Saving a Toshiba business arm is not the reason why the world is cheering. The main reason is that the investors have saved a supplier of advanced processed sands (yes, memory chips) used in mobile devices like smartphones and tablets. This deal will remind Samsung that besides its #1 position in the global memory supply chain, there is still #2. Samsung is memory chip global leader, well ahead of Toshiba. Had Toshiba failed, it would be the only remaining major player. The implication is huge: Samsung could easily jack up prices of memory chips, and there is nothing anyone can do except to file unfair competition complaints. Certainly, keeping Toshiba running is a better alternative.
With this deal, at nearly $18 billion, the #2 could be strengthened to offer a minor choice in the industry. The deal is yet to pass regulatory and legal hurdles. But observers do not expect any major challenge that may prevent the deal from being closed.
Apple is part of this deal. It knows that with Samsung in control of the memory business, it will remain a choice between the devil and the deep blue sea. How can you be funding your arch-rival?
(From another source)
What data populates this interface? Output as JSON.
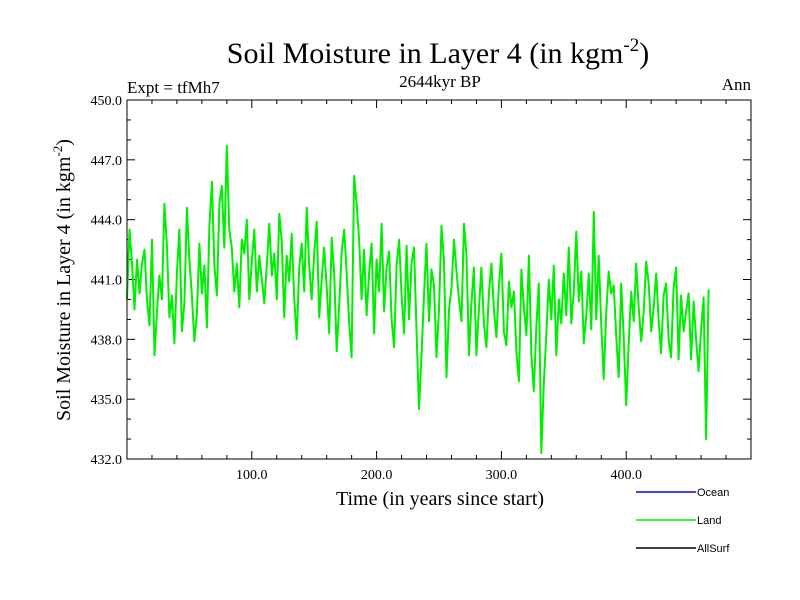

It does not make sense. But that is where Apple is today: its main competitor is also its most important supplier. So, as Apple devises strategies to crush Samsung, Samsung waits for the phone call to supply the components to help Apple execute the strategies!
Apple knows that it cannot do much to dent Samsung’s vision because while Apple needs mobile devices like iPhone and iPad to make money, Samsung does not. Samsung returned with history-making profit numbers despite recalling millions of its products few months before. If Apple finds itself in such a condition, it may be imperiled for years.
Between Samsung and Apple, Samsung is a better company with solid moat, over accumulated capabilities no competitor can acquire within a decade. It takes years to master the art of semiconductor business. About four companies on earth have the top-grade technical quality to execute it at scale: Intel, TSMC, Samsung, and others (Global Foundry, and Chartered)
So for Apple, it knows that without Toshiba, Samsung will grow even stronger and it will not have any alternative for memory chips used in iPhone and iPad. Samsung has benefited significantly from its semiconductor business. It remains the most profitable part of its business.
So, with this deal, Apple cheers. And many in the tech world cheer. Because having one company to supply memory chips will mean that prices of mobile devices will go up. There is nothing better than an alternative when it comes to the moments to negotiate prices. That is how markets should work.